A beautiful layer of this work is that 9 out of 13 performers are from the original cast who collaborated in its creation. Körper has surely taken on the stories of their lives, as relationships have grown, artists have had children — on stage the quality of attention each person brought kept the audience on edge. When we see Sasha Waltz & Guests (rather than a ballet company, who might have the work in their repertoire) perform Körper, the work also takes on the layer of dealing with the body as an ageing being.

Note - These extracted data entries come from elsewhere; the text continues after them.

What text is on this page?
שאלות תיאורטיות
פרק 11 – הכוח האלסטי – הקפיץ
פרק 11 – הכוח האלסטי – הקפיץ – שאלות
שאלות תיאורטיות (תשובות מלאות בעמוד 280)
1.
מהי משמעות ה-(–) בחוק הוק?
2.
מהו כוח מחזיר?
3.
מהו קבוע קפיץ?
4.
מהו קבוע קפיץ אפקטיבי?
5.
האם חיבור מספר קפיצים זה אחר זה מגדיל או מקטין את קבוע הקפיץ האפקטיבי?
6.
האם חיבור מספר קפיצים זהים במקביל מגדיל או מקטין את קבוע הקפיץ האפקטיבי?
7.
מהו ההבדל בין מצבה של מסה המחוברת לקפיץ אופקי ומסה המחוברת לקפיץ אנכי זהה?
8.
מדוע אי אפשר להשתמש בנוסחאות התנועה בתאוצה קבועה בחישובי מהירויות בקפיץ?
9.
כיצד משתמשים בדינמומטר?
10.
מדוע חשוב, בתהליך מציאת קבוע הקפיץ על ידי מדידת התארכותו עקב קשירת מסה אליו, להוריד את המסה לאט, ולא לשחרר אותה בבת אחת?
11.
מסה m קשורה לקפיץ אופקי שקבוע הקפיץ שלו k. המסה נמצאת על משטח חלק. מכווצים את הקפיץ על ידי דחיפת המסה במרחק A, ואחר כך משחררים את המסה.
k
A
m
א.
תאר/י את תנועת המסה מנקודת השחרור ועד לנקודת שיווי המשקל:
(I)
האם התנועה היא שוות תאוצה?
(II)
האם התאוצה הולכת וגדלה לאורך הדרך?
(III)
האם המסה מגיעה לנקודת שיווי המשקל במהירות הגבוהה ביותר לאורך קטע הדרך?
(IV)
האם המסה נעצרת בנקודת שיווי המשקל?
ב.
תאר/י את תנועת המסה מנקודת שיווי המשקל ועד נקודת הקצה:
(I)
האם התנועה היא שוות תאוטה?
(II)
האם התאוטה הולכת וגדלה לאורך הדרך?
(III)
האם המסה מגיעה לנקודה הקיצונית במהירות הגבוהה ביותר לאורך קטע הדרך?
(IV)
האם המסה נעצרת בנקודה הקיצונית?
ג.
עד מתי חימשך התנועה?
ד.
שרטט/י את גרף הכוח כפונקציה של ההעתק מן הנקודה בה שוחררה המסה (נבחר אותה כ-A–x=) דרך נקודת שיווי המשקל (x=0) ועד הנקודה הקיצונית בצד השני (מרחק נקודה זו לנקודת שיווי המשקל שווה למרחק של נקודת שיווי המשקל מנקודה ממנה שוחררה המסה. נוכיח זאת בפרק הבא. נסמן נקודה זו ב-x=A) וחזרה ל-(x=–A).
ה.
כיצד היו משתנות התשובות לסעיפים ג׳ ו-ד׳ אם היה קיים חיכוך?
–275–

Yet within the storied humanity behind Körper, a body is sometimes a medical object, a thing with harvestable organs that can be traded for a price. The performers’ nudity is a function of this approach. Nudity is not used to suggest sensuality, but rather Waltz says “this piece is really about looking at the body like a doctor. You don’t go to the doctor and keep your clothes on.” In a world where the gender of bodies is politically contentious, looking at the naked body through the lens of health and hygiene seems particularly pertinent. It proposes a way of looking at ourselves and others in sensible ways.
When a mass of bodies appear inside the wall, the spectacle of bodies slowly stacking, sliding and suspending is breathtakingly beautiful. When it becomes clear that the artists have actually been squashed together claustrophobically behind a glass window, the sense of beauty comes tinged with discomfort. The show is a spectacle, an unsettling one — at one point, after someone appears skiing, and someone else uses a fishing line rod like a rifle, the stage is filled with the ensemble’s cacophony of voices. A dancer yells earnestly at the audience “do you think I have cancer?”
Throughout the performance, each person appears and reappears in different states of dress and undress — suits, a knit sweater, mock-ups of costumes, costumes; at one point a performer even tears apart a stuffed animal to dress himself like one. Hilarious, weird, terrifying. When they are in nude, stacking ritualistically atop each other, the sobriety and stark sense of death reminds me that the work was first commissioned by Daniel Liebeskind at the (then empty) Jewish Museum.
Embedded in the work is not just the Berlin wall, but the war that came before. Only in its recent past has Germany as a nation had to contend with its particular, horrific, recent, history. Germany’s demilitarisation came alongside an education that taught about their wrongdoing as a people, and it came alongside the growth of important cultural institutes like Goethe Institut (a programme partner that brought Körper to SIFA). Yet today, Holocaust survivors and Holocaust deniers exist in our world. Sasha Waltz’s art seems to recognise this — the task of pushing back against humanity’s worst instincts is a never-ending one.
Even as Körper’s stage imagery suggests that each body shares in its corporeality, its mortality — even as dancers entwine seamlessly — there are no slick answers for how we might return to the humane, to building connected, undivided communities. There are no broad proclamations, only a quiet end. Two people studying each other from behind a glass window. A crowd beside them.